The association also announced industry traffic for July, which showed a continued slowing of demand. July year-on-year passenger demand growth fell by 1,9% to its lowest level in five years.

However, capacity doubled by that amount, 3,8%, indicating that service cuts was not keeping pace with the all in demand. This, Iata stated, pushed the load factor for the month to 79,9%, a drop of more than 1% compared with July 2007.

Cargo demand in July contracted by 1,9% compared with 2007, and Asia-Pacific carriers, the largest players in the cargo market, were hit with a 6,5% drop in demand.

As a result, Iata has revised its traffic forecast, stating that passenger traffic was now expected to grow on average by 3,2% instead of 3,9%, and air freight volumes by just 1,8% instead of 3,9%.

This was only half the pace of expansion seen in 2007, and was boosted by the stronger growth at the beginning of the year.

Bisignani said this crisis was highlighting the need for greater commercial freedom. “Airlines are facing enormous challenges. To be successful and continue providing jobs to 32-million people and supporting $3,5-trillion in economic activity, airlines must be able to do business like any other business.”

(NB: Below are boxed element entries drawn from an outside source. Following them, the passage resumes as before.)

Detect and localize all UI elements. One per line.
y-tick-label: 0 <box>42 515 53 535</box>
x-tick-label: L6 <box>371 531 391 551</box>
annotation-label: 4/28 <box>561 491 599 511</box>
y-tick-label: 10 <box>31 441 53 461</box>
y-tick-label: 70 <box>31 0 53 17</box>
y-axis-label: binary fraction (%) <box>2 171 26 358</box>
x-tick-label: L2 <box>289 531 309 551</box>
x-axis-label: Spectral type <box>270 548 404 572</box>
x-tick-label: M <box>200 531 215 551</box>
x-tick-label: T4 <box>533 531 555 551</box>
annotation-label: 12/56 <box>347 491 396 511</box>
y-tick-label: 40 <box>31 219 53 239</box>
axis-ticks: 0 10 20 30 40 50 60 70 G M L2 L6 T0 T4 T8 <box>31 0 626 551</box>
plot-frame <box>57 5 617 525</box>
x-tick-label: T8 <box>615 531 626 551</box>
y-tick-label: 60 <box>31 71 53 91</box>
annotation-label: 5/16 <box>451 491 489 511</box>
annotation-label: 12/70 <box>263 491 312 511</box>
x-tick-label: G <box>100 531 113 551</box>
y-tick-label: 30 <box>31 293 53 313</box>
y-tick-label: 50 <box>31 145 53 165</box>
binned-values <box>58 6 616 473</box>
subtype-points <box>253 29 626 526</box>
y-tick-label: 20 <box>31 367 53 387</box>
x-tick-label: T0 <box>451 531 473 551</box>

He added that more airlines had gone bust in 2008 than in the aftermath of 911.

With an expected oil price of $110 a barrel and continued weak growth, the 2009 industry losses were expected to continue at $4,1-billion. The 2009 fuel bill was expected to rise as hedging offered less protection.

“While we expect the bottom line to improve to about $1-billion next year, the industry will be $4,1-billion in the red. This crisis is reshaping the industry in more sever ways than the demand shocks of severe acute respiratory syndrome or 911,” said Bisignani.